Typically, detective fiction starts with a crime and moves linearly toward the apprehension of the perpetrator. Andrea Camilleri’s mysteries do not consistently follow this pattern. Rather, Camilleri uses the subgenre of the “police procedural” to engage thoughtfully in character development and to raise issues of moral ambiguity. How does Camilleri manage to resist some of the usual expectations of detective fiction while telling an engaging story?
In probing the mysteries of the Crasticeddru cave, Montalbano fears that he has desecrated both life and death. To feel that one has desecrated something, one must have a sense of the sacred. What, in the eyes of Inspector Montalbano, is sacred?

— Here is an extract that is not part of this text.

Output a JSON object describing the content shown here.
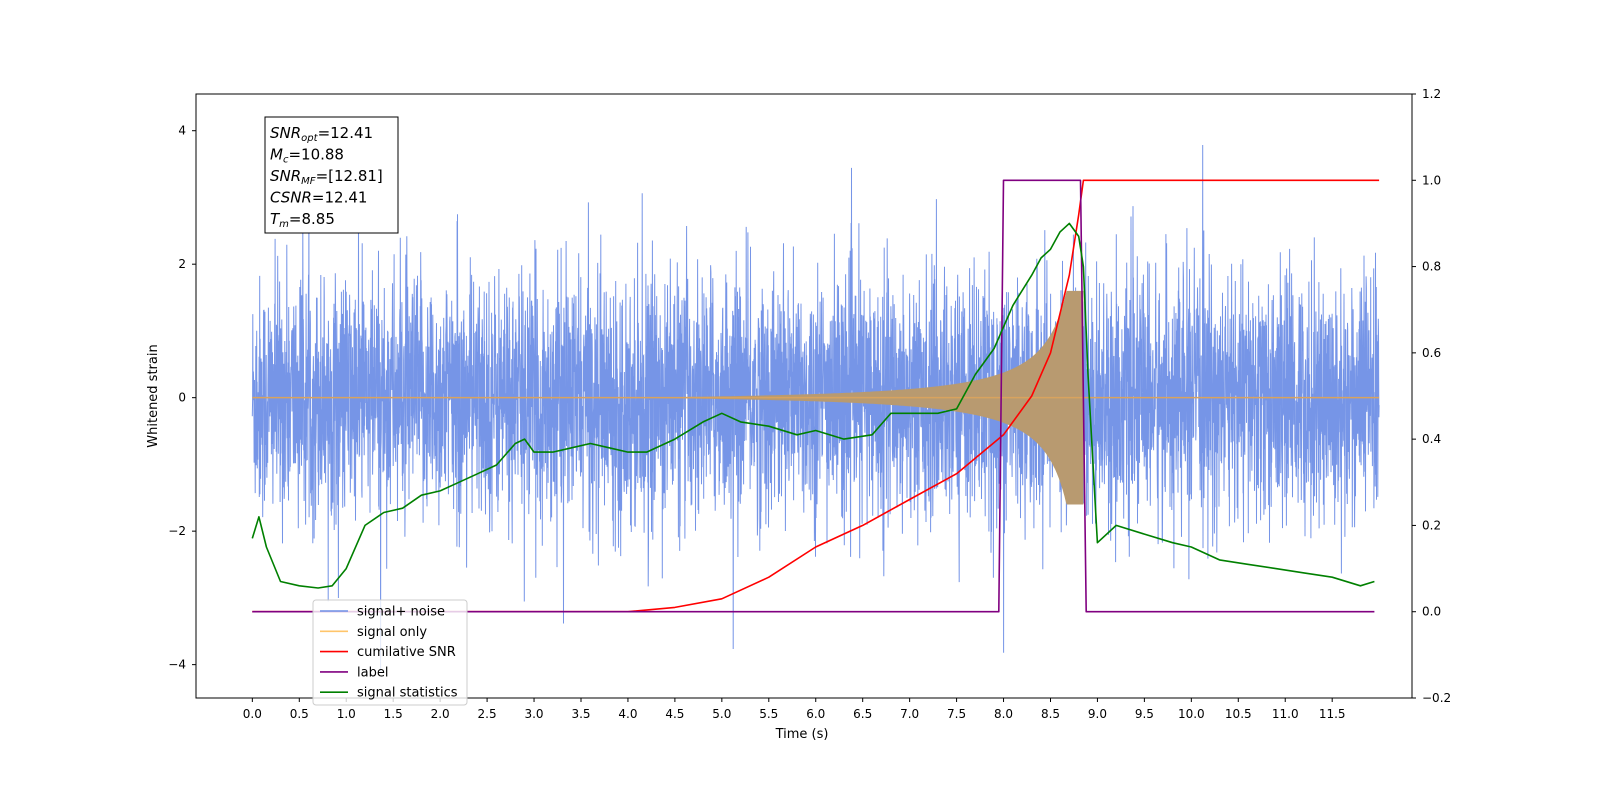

In The Terra-Cotta Dog, Montalbano is almost as frustrated by his law enforcement colleagues as he is bedeviled by the forces of the Sicilian underworld. How do the personality quirks and periodic incompetencies of the inspector’s fellow officers contribute to the atmosphere of Camilleri’s work?
Although Montalbano has rewarding friendships with women he respects intellectually, he routinely exasperates the women in his life who approach him with romantic intentions. How can it be that he is so comfortable with women on one level, but so ill at ease with them on another?
In the violent, corrupt milieu that is Vigàta, opportunities for redemption are scarce. If the possibility of redemption exists in The Terra-Cotta Dog, what are its sources? Despite its violence, is The Terra-Cotta Dog an essentially optimistic novel?